Fundamental Overview
The S&P 500 has been rallying almost non-stop since the FOMC meeting, and thanks to the miss in the NFP report and the benign CPI report the price eventually hit a new all-time high yesterday. We are currently seeing a bit of a pullback, which is totally normal after such a strong run. The US jobless claims yesterday could have weighed on the risk sentiment if they were worse than the prior reading, but instead, we got another positive release which should keep the bullish momentum going.
S&P 500 Futures Technical Analysis – Daily Timeframe
On the daily chart, we can see that the S&P 500 hit a new all-time high yesterday and pulled back a bit soon after. The correction into the 4835 support is unlikely at the moment as we would need a strong deterioration in the growth and jobs data to reverse the bullish trend.
We can expect the buyers to pile in more aggressively if we break above the 5336 level. The sellers, on the other hand, might step in around these levels with a defined risk above the high to position for the correction into the 4835 level, although that looks unlikely at the moment.
S&P 500 Futures Technical Analysis – 4 hour Timeframe
On the 4 hour chart, we can see that we have a good support zone around the 5300 level where we can find the confluence of the trendline and the 38.2% Fibonacci retracement level. Technical buyers might lean on the trendline to position for a rally into new highs with a better risk to reward setup. The sellers, on the other hand, will want to see the price breaking lower to position for a drop into the 5217 swing level.
S&P 500 Futures Technical Analysis – 1 hour Timeframe
On the 1 hour chart, we can see that we have a minor resistance zone around the 5325 level where the price got rejected a couple of times since yesterday. A break above the zone should see the buyers piling in with more conviction and target a new high.

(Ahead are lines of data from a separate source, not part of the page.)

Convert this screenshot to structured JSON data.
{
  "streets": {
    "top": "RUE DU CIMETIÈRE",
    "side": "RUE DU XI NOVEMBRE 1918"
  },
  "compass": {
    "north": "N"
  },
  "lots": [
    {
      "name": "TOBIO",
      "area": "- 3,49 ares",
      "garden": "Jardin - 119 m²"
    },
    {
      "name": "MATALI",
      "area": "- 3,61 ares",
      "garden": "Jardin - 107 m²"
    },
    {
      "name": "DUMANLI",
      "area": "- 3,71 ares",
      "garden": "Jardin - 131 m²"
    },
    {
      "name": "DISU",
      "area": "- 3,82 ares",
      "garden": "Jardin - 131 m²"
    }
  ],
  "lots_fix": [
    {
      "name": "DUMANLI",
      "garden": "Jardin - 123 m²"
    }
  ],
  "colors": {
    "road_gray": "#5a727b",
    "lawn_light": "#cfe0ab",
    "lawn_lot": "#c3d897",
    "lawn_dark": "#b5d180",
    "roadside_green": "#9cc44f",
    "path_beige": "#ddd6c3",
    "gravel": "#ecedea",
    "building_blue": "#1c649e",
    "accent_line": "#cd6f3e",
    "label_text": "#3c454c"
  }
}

The sellers, on the other hand, might lean on it to position for the continuation of the pullback into the trendline with a better risk to reward setup. The two red lines indicate the top and bottom of the average daily range. This is how much the market could move on any given day barring strong catalysts.
Upcoming Catalysts
We don’t have anything on the calendar for today, so the market will likely consolidate into the weekend.